Releases: TheJacksonLaboratory/activelearning
Improved sampled positions
This version improves how sampled positions are managed.
Additionally, this version fixes an issue of a high resolution mask (same as the input image) being loaded for patch sampling.
Improved layers management
This version improves the way how layers are managed and used in the active learning pipeline.
There is a new check box to select the layer group used as labels for the fine-tuning step, rather than using exclusively the generated segmentation layer.
Additionally, more models were added to the list of available pre-trained models for cellpose
in its corresponding widget.
Improved compatibility with Cellpose
This release removes the upper version constraint on cellpose
, and would work with existing >=3.0.0 versions of it (currently 3.1.0).
That allows users to install more recent versions of cellpose
package.
Fixed multiscale data layers creation
This versions solves a problem caused by using tensorstore
to create multiscale data layers in napari.
The temporary solution uses zarr
to open the files directly.
Fixed data group parsing in zarr filenames
This release corrects issues of how the data group is parsed from zarr filenames.
The data group contains the pixel data that is used for segmentation and fine tuning processes.
Improved management of Label objects
This version fixes several bugs related to Label
objects management when interacting between other object managers.
Additionally, a ROI is defined for labels and not only image data. Before this, labels wouldn't match their input images because of the difference in scale.
Labels navigation buttons enabled
This version enables navigation buttons for labels, that were disabled at initialization and never enabled afterwards.
More improvement to cellpose module for fine tuning
This version requires cellpose>3.0.0,<=3.0.10
directly as optional dependency, instead of napari-cellpose
.
The pinned version exposes their train
module that enables fine tuning their models.

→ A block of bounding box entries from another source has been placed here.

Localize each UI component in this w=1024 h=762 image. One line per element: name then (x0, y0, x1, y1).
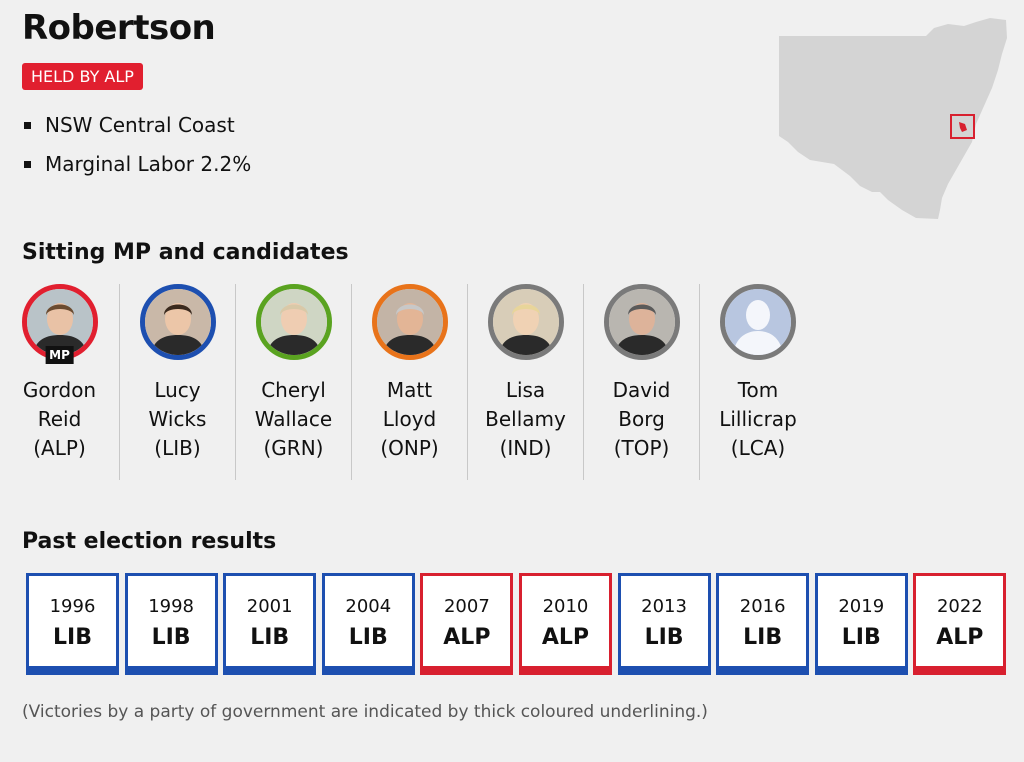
result-party: LIB (644, 625, 684, 650)
candidate-name-line: Bellamy (485, 407, 566, 431)
election-result-2019: 2019 LIB (814, 573, 908, 675)
fact-item: Marginal Labor 2.2% (22, 151, 251, 190)
bullet-icon (24, 122, 31, 129)
result-party: ALP (936, 625, 984, 650)
result-party: LIB (743, 625, 783, 650)
candidate-portrait-icon (260, 289, 327, 355)
candidate-name-line: Wicks (148, 407, 207, 431)
candidate-party: (ALP) (33, 436, 86, 460)
electorate-facts: NSW Central Coast Marginal Labor 2.2% (22, 112, 251, 190)
election-result-2016: 2016 LIB (716, 573, 810, 675)
result-year: 2001 (246, 596, 293, 617)
candidate-name-line: David (612, 378, 671, 402)
nsw-locator-map (779, 18, 1007, 219)
result-year: 1998 (148, 596, 194, 617)
result-party: ALP (443, 625, 491, 650)
result-party: LIB (250, 625, 290, 650)
candidate-party: (IND) (499, 436, 552, 460)
result-year: 2022 (936, 596, 983, 617)
candidate-portrait-icon (26, 289, 93, 355)
candidate-portrait-icon (608, 289, 675, 355)
candidate-name: Cheryl Wallace (GRN) (255, 376, 332, 463)
result-year: 2004 (345, 596, 392, 617)
mp-badge: MP (45, 346, 74, 364)
candidate-avatar (720, 284, 796, 360)
results-footnote: (Victories by a party of government are … (22, 702, 708, 722)
results-heading: Past election results (22, 529, 277, 554)
candidate-card: Cheryl Wallace (GRN) (236, 284, 352, 480)
candidate-card: Lucy Wicks (LIB) (120, 284, 236, 480)
candidates-heading: Sitting MP and candidates (22, 240, 349, 265)
result-party: ALP (541, 625, 590, 650)
placeholder-person-icon (725, 289, 791, 355)
candidate-name-line: Cheryl (261, 378, 326, 402)
result-year: 2007 (443, 596, 490, 617)
bullet-icon (24, 161, 31, 168)
candidate-name: David Borg (TOP) (613, 376, 671, 463)
candidate-party: (ONP) (380, 436, 439, 460)
result-year: 2019 (838, 596, 885, 617)
candidate-party: (LCA) (730, 436, 786, 460)
candidate-name-line: Borg (618, 407, 665, 431)
candidate-name: Gordon Reid (ALP) (23, 376, 96, 463)
candidate-avatar (21, 284, 98, 360)
candidate-name: Matt Lloyd (ONP) (380, 376, 438, 463)
fact-margin: Marginal Labor 2.2% (45, 152, 252, 176)
election-result-2010: 2010 ALP (518, 573, 612, 675)
election-result-2001: 2001 LIB (223, 573, 317, 675)
candidate-name-line: Lucy (154, 378, 201, 402)
election-result-2004: 2004 LIB (321, 573, 415, 675)
candidate-name-line: Reid (37, 407, 82, 431)
candidate-name: Tom Lillicrap (LCA) (719, 376, 797, 463)
election-result-2007: 2007 ALP (420, 573, 514, 675)
result-party: LIB (151, 625, 191, 650)
electorate-marker (959, 122, 967, 132)
electorate-title: Robertson (22, 8, 216, 48)
result-party: LIB (53, 625, 92, 650)
fact-region: NSW Central Coast (45, 113, 235, 137)
result-party: LIB (841, 625, 881, 650)
candidate-name: Lisa Bellamy (IND) (485, 376, 566, 463)
result-year: 2010 (542, 596, 589, 617)
result-year: 1996 (49, 596, 96, 617)
candidate-party: (GRN) (263, 436, 324, 460)
candidate-name-line: Lloyd (382, 407, 437, 431)
candidate-avatar (487, 284, 564, 360)
candidate-list: MP Gordon Reid (ALP) Lucy Wicks (LIB) Cheryl W… (0, 284, 816, 480)
candidate-portrait-icon (376, 289, 443, 355)
candidate-card: David Borg (TOP) (584, 284, 700, 480)
candidate-party: (LIB) (154, 436, 201, 460)
candidate-avatar (603, 284, 680, 360)
candidate-portrait-icon (492, 289, 559, 355)
candidate-name-line: Lisa (505, 378, 546, 402)
fact-item: NSW Central Coast (22, 112, 251, 151)
candidate-name-line: Lillicrap (719, 407, 797, 431)
election-result-2013: 2013 LIB (617, 573, 711, 675)
candidate-name: Lucy Wicks (LIB) (149, 376, 207, 463)
candidate-name-line: Matt (386, 378, 433, 402)
electorate-locator-box (950, 114, 975, 139)
election-result-1998: 1998 LIB (124, 573, 218, 675)
candidate-card: Matt Lloyd (ONP) (352, 284, 468, 480)
candidate-avatar (139, 284, 216, 360)
held-by-badge: HELD BY ALP (22, 63, 143, 90)
candidate-card: MP Gordon Reid (ALP) (0, 284, 120, 480)
candidate-card: Tom Lillicrap (LCA) (700, 284, 816, 480)
candidate-avatar (371, 284, 448, 360)
candidate-name-line: Wallace (254, 407, 333, 431)
result-year: 2013 (641, 596, 687, 617)
result-party: LIB (348, 625, 388, 650)
election-result-1996: 1996 LIB (26, 573, 119, 675)
result-year: 2016 (739, 596, 786, 617)
candidate-party: (TOP) (613, 436, 670, 460)
election-results-list: 1996 LIB 1998 LIB 2001 LIB 2004 LIB 2007 ALP 2010 A… (26, 573, 1012, 675)
nsw-state-shape (779, 18, 1007, 219)
election-result-2022: 2022 ALP (913, 573, 1007, 675)
candidate-name-line: Tom (737, 378, 779, 402)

Other available pretrained models have been added to the selectable list of models for segmentation and fine tuning.
Improved cellpose model selection for fine tuning
This release integrates an improved pyproject.toml file for package installation, as well as a fix to a bug that prevented the selection of different models for cellpose after initialization.
First napari-activelearning plugin for testing published on pypi
This version publishes the napari-activelearning plugin in pypi.